The difference is, since $ and c can’t be defined in terms of pure numbers, they’re said to be a number system. As a number system, it doesn’t matter how much $ is worth, what matters is $ is the basic unit of its system, so it’s worth 1 of whatever we’re measuring with it. Although $ doesn’t have to equal 1, $ α 100% (α indicates proportionality) of it’s system, whilst c α 1%.
Thus, the issue can be demonstrated as follows:
1 $ α 100%
1 c α 1%
↓ TO THE POWER OF 2
1² $² α (100%)²
1² c² α (1%)²
↓ THEREFORE
1 $² α 100%
1 c² α 0.01%
↓ THEREFORE
1 $² = 1 $
1 c² = 0.01 c
There’s a lot of nice psyched metaphysical stuff one can find out from that, a real lot, but I really don’t have the time for the crazy what the metaphysics.
Now, as promised:
x = ³√8
x³ -8 = 0 → 2³ -8 = 0
2 = 2∙(cos 0 + i sen 0)
By Euler’s fomula,
2 = 2∙e^(i 0)
Since the other two solutions must be spread around the complex field with argument 2 and equal angular distances, we divide 2π/3 and get the three solutions:
[b]α = 2∙e^(i ⅓∙2π)
β = 2∙e^(i ⅔∙2π)
γ = 2∙e^(i 2π)[/b]
↓ THEREFORE
S = { 2∙e^(i ⅓∙2π), 2∙e^(i ⅔∙2π), 2∙e^(i 2π) }
Wow that was fast!
Someone else propose a problem!
a) (easy) 1 + 1 + 1 + 1… + 1 (x times) = x
take derivatives:
0 + 0 + 0 + 0 + … + 0 = 1
0 = 1
b) (moderate) sqrt(1) = 1; but 1 = -1*-1;
sqrt([-1]*[-1]) = 1;
sqrt[-1]sqrt[-1] = 1;
ii = 1;
-1 = 1.
OR: -1 = sqrt([-1]^2) = sqrt(1) = 1.
c) (hard but involves a tiddy bit of physics) a ladder is leaning with one end of it on the wall, and the other end on the ground. It touches the ground at a distance x from the wall, and touches the wall at a distance y from the ground. If L is how long the ladder is, it’s obvious then that: y = sqrt(L^2 - x^2).
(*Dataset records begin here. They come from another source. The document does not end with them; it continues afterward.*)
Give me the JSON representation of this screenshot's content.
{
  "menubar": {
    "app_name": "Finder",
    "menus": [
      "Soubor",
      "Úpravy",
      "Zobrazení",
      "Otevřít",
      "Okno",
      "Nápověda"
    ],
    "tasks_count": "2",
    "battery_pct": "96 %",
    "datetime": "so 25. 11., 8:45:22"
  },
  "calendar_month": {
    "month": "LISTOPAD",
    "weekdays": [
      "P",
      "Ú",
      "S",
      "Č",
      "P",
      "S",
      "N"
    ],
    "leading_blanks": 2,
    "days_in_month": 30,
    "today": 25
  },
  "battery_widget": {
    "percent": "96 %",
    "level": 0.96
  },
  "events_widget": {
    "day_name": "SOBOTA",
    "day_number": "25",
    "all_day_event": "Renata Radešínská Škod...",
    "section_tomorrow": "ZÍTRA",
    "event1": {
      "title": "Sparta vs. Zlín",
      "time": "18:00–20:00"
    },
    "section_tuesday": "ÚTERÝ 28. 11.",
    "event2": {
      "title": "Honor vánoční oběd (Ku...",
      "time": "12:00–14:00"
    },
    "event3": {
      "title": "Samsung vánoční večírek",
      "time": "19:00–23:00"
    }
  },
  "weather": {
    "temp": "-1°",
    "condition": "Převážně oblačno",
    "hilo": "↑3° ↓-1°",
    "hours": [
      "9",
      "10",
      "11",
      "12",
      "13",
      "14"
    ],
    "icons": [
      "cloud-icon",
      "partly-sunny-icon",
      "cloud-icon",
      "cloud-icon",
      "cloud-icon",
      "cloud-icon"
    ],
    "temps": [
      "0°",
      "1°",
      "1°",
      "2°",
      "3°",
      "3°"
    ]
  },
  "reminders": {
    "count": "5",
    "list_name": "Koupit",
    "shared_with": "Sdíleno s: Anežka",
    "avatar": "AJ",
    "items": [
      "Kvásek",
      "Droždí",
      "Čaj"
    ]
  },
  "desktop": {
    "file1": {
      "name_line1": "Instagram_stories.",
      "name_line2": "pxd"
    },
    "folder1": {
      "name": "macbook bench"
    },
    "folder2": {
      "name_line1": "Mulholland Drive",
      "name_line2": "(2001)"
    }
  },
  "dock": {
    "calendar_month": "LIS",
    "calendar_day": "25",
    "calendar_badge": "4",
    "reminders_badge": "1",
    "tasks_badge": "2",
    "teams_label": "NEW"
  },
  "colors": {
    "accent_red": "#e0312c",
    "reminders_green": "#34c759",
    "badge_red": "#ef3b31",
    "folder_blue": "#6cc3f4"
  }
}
so now we grab the end of the ladder that is touching the ground and we pull it away from the wall at a constant speed vx. vx is obviously dx/dt. the other tip of the ladder slides down the wall towards the ground. let’s see how fast the other end of the ladder moves towards the ground:
vy = dy/dt = - x* vx / sqrt(L^2 - x^2). (no need to check this calculation, it’s correct).
ah but notice, the ladder hits the ground when x = L. but in the above equation, setting x to L gives us: vy = infinity. So the other tip of the ladder hits the ground at an infinite speed?